The LAST thing I want, however, is to become a working drone. I am a little terrified of the idea that my life could consist of work and TV, work and TV. That's sort of what it is right now, but, like I said, I need that while I'm slipping into this new lifestyle. I have already started looking into activities to fulfill my life a bit more. Writing classes. Volunteer opportunities. Maybe even a part-time night job, like ushering at a theater or something similar that would have some benefit beyond the monetary one.

I think that one's first year of independence from school is one of the most telling of them all. The year after graduation, whether from high school or higher education, one is finally given something that he probably didn't have before... evenings and weekends. I have NO idea what to do with myself when I get home from work right now because my life in college was school, homework, sleep. The concept of having FREE time (!), in which one can do anything he wants (!!!), without feeling guilty about shirking one's duties (!!!!!!!!!!!!), and actually pursue one's own interests (HOLY SHIT!), is SO foreign to me. This is the time that one can decide whether he will spend the rest of his life working and watching TV, or if he actually wants to DO something with his life.

Julie raised a good point when we discussed this last night. She thinks that I am acting like a lump of jelly when I get home from work because I am subconsciously telling myself that this leisure time will soon come to an end and school will be starting up again.
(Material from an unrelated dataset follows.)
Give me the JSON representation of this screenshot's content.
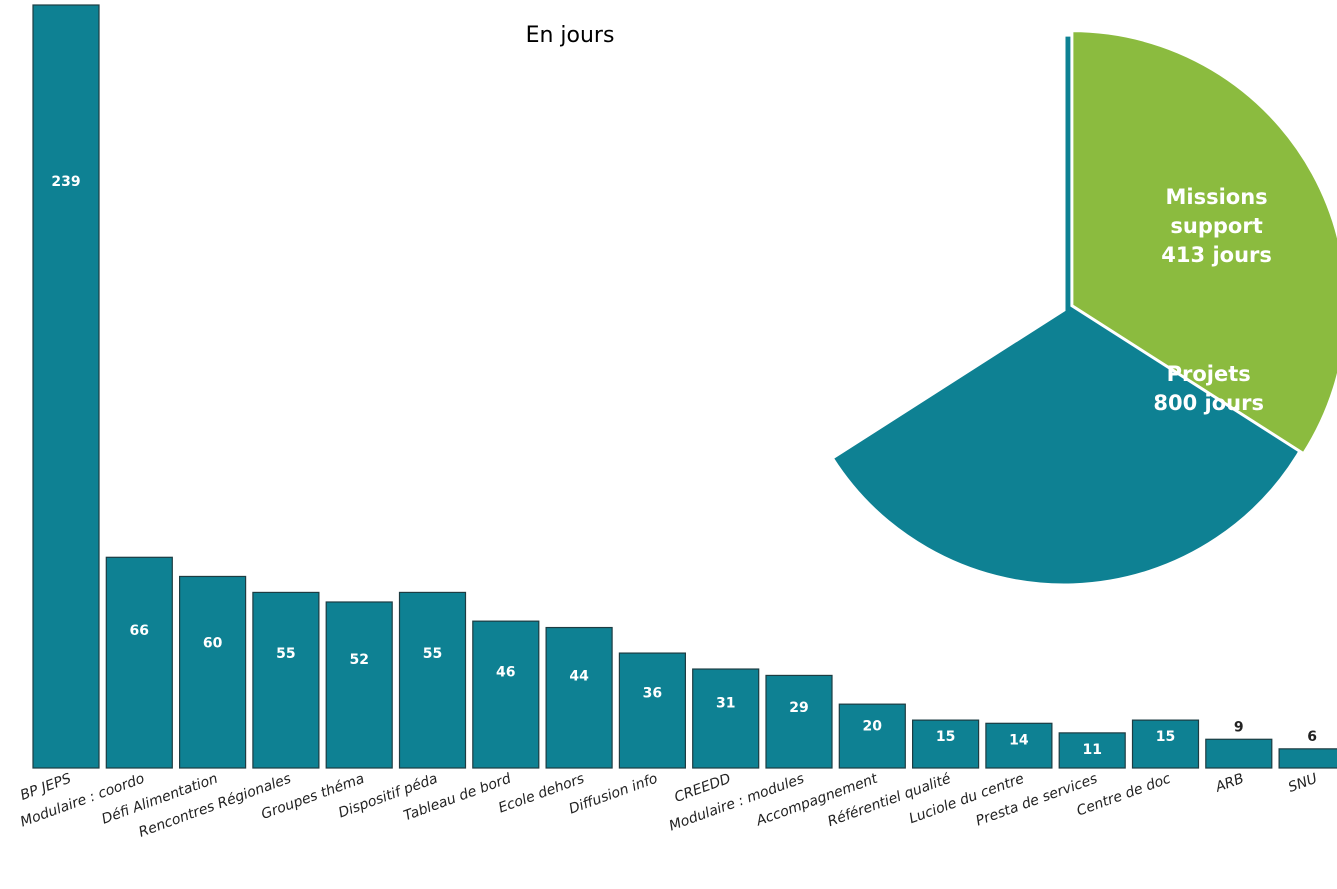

That is how things normally are for a college student: he gets a month or two off before heading back to school, so he wants to enjoy and relax as much as he can. I think I am in this mindset right now, like it or not. It will probably take me a few weeks or even months for me to realize that no: This is life. My life up until now was charted out for me. Elementary and high school were givens. College was assumed. But now?

Now is when I get to point my old battlehorse of a life in whatever direction I choose and start galloping. I can veer to the left or right when it seems appropriate, but I have to keep moving. As long as I'm not a couch jockey, I think I'll be happy.